As for the short, the audio is really the only problem with the film, because the story, writing, acting, and score is fantastic for a film of this caliber. There’s clearly a lot of talent both in front of and behind the camera, and it really works. It’s one of the better shorts that I’ve seen if you don’t consider the budgetary constraints, because it’s a great story packed into a tight 6 minute frame. It’s surprisingly well done and a great start before the feature presentation.
The actual film, Stir Crazy, was filmed entirely during the pandemic from the (clearly disturbed) mind of director Brandon Espana. The film is about a director who is dealing with a critic who hates his work. We’ve all been there, right? Fucking douchebags. Anyway, the film utilizes an extremely low budget and a one-man cast to deliver some creepy video, some disorienting sound design, and off-putting (in a good way) cinematography. There are added video scrubs to make the movie a little more believable as an old VHS throwback, and it works really well for what’s happening. The critic, who is kidnapped and hooded and forced to watch the director’s work, is clearly as disturbed as we are by what he’s being forced to see. The director is wearing a way-creepier-than-it-should be mask, almost a Guy Fawke’s mask crossed with Alice Sweet Alice's see-through getup, and it works splendidly well. Espana, who is also the star of the film, uses a creepy distorted voice that adds to the audience’s feeling that they’ve been kidnapped along with the critic.
I’ll be honest… this is not a film that most people would appreciate, and I say that with some legitimate love.

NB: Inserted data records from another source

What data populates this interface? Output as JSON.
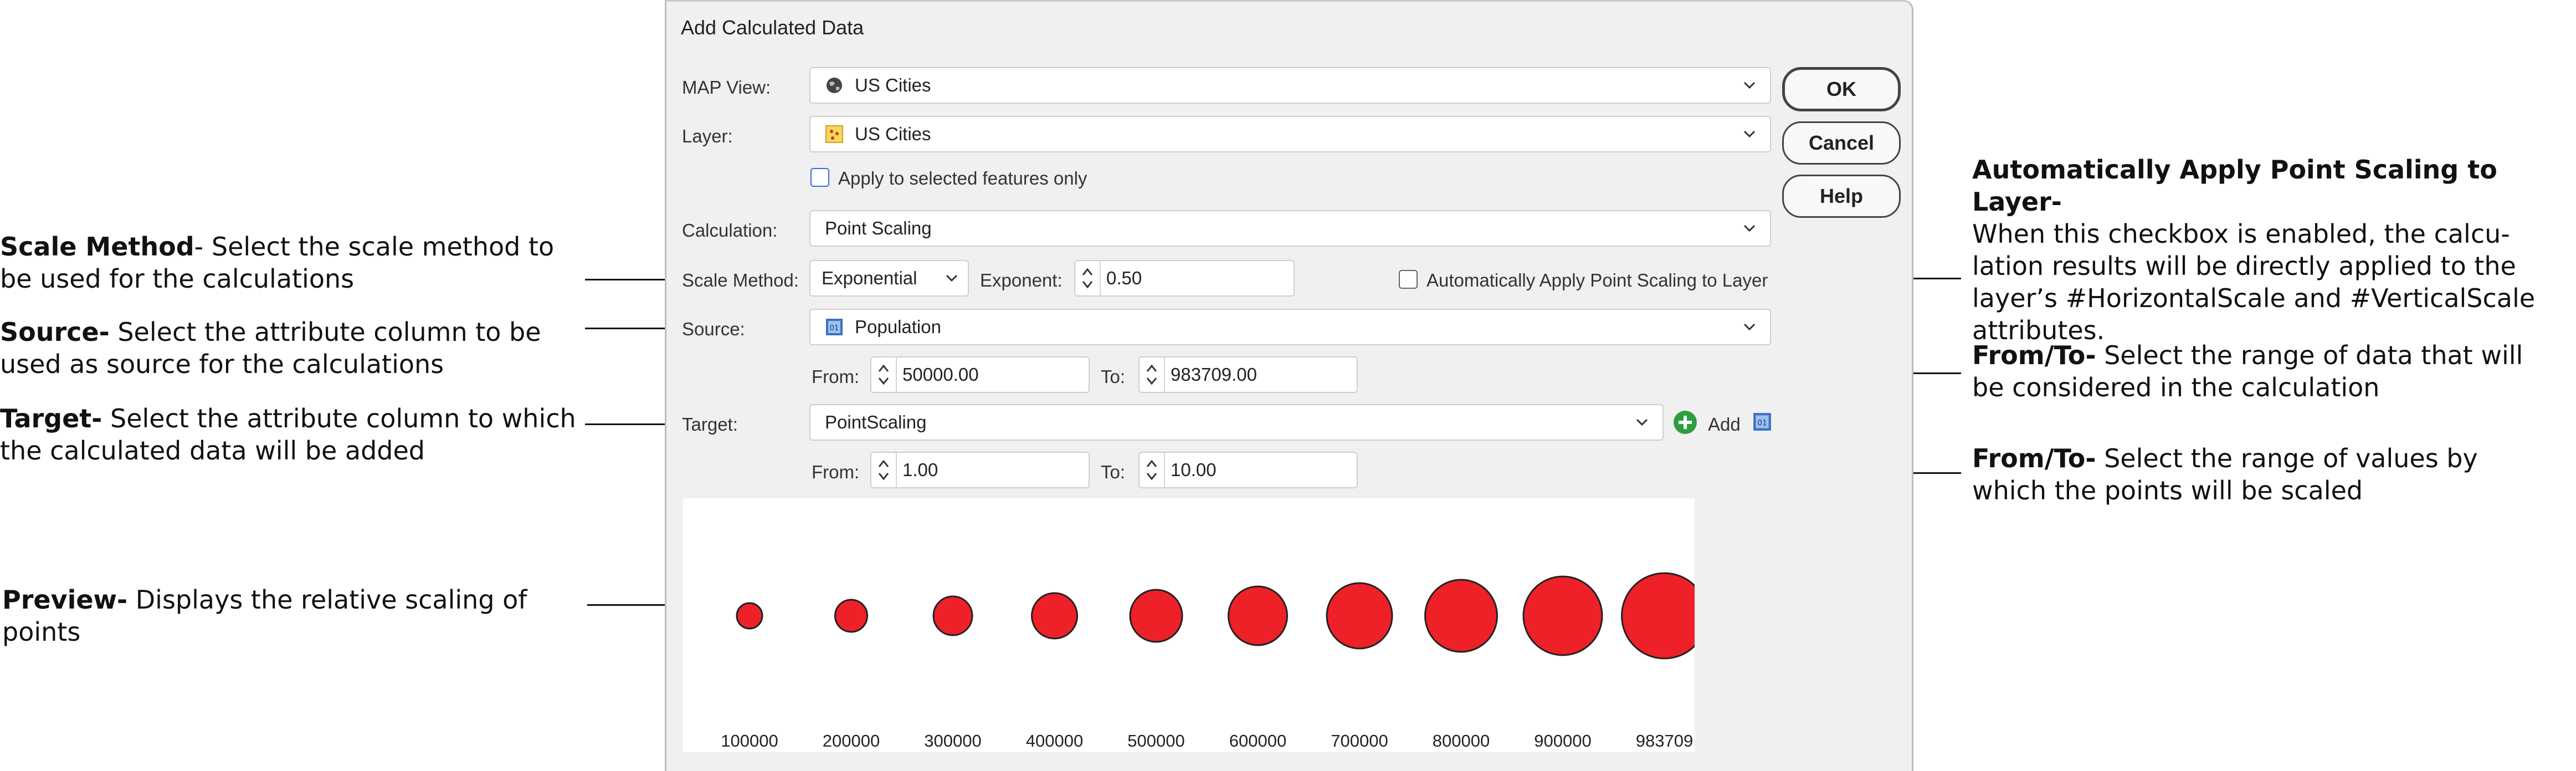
{
  "dialog": {
    "title": "Add Calculated Data",
    "map_view": {
      "label": "MAP View:",
      "value": "US Cities",
      "icon": "globe-icon"
    },
    "layer": {
      "label": "Layer:",
      "value": "US Cities",
      "icon": "point-layer-icon"
    },
    "selected_only": {
      "label": "Apply to selected features only",
      "checked": false
    },
    "calculation": {
      "label": "Calculation:",
      "value": "Point Scaling"
    },
    "scale_method": {
      "label": "Scale Method:",
      "value": "Exponential"
    },
    "exponent": {
      "label": "Exponent:",
      "value": "0.50"
    },
    "auto_apply": {
      "label": "Automatically Apply Point Scaling to Layer",
      "checked": false
    },
    "source": {
      "label": "Source:",
      "value": "Population",
      "from_label": "From:",
      "from": "50000.00",
      "to_label": "To:",
      "to": "983709.00"
    },
    "target": {
      "label": "Target:",
      "value": "PointScaling",
      "add_label": "Add",
      "from_label": "From:",
      "from": "1.00",
      "to_label": "To:",
      "to": "10.00"
    },
    "buttons": {
      "ok": "OK",
      "cancel": "Cancel",
      "help": "Help"
    },
    "colors": {
      "point_fill": "#ee2028",
      "point_stroke": "#222222",
      "add_green": "#2e9e3e"
    }
  },
  "chart_data": {
    "type": "scatter",
    "categories": [
      "100000",
      "200000",
      "300000",
      "400000",
      "500000",
      "600000",
      "700000",
      "800000",
      "900000",
      "983709"
    ],
    "values": [
      1.0,
      2.0,
      3.0,
      4.0,
      5.0,
      6.0,
      7.0,
      8.0,
      9.0,
      10.0
    ]
  },
  "annotations": {
    "scale_method": {
      "title": "Scale Method",
      "text": "- Select the scale method to be used for the calculations"
    },
    "source": {
      "title": "Source-",
      "text": " Select the attribute column to be used as source for the calculations"
    },
    "target": {
      "title": "Target-",
      "text": " Select the attribute column to which the calculated data will be added"
    },
    "preview": {
      "title": "Preview-",
      "text": "  Displays the relative scaling of points"
    },
    "auto_apply": {
      "title": "Automatically Apply Point Scaling to Layer-",
      "text": "When this checkbox is enabled, the calcu-lation results will be directly applied to the layer’s #HorizontalScale and #VerticalScale attributes."
    },
    "source_range": {
      "title": "From/To-",
      "text": " Select the range of data that will be considered in the calculation"
    },
    "target_range": {
      "title": "From/To-",
      "text": " Select the range of values by which the points will be scaled"
    }
  }
}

It plays more like an avant-garde art film more than an actual movie, but like… it’s creepy as fuck. I was fully prepared to have to struggle through this movie, but the blood-red hue over the video crossed with the gravelly voiced director just upped the creep factor to 11. It’s like an ethereal LSD trip with some seriously harsh vibes, a film that makes you feel, once its reached its conclusion, like you were being threatened as a viewer. If I got this shit in the mail on a crudely burned DVD, I’d be calling the cops fucking immediately. There are so many people who would take a video camera and try to make this film and it absolutely would not work. Espana is, apparently, not one of them, because he’s got some legitimate chops here. This felt like a snuff film crossed with the videotape from The Ring. Is that a bloody ribcage that’s been ripped from a body or is it just an air duct in someone’s basement? The taut and well-framed video makes the audience not entirely sure what they’re seeing, but they know it’s probably not good.

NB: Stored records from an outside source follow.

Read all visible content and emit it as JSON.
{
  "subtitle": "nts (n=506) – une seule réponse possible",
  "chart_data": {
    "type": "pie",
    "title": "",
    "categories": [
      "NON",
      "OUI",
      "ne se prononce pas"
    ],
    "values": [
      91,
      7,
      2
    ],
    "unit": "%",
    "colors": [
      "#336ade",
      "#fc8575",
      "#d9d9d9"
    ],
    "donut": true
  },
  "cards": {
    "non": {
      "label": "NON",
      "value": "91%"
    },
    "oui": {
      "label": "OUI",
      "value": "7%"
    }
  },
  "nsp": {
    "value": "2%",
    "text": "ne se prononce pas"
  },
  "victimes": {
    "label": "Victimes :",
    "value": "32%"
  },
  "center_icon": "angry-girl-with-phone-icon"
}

Who this movie is for: People who can appreciate TRUE ultra-low-budget films, Indie lovers, People who are not terrified of the color red
Bottom Line: Brandon Espana is a talented director, and Retro Video is a neat little production company that is putting legit stories on video. While the budget is exceptionally low (like, $500 low), the storytelling prowess is absolutely there, and this is a one-man show. There are some very creepy visuals, some excellent sound design, though the actual audio on the dialogue could be a little fine-tuned. There’s a lot to take in here with a tiny runtime, and while this isn’t a film that you want to screen for your family, it’s a really fantastic little gem. I’ve never dropped acid, but this film is making me want to either start or never, ever do it.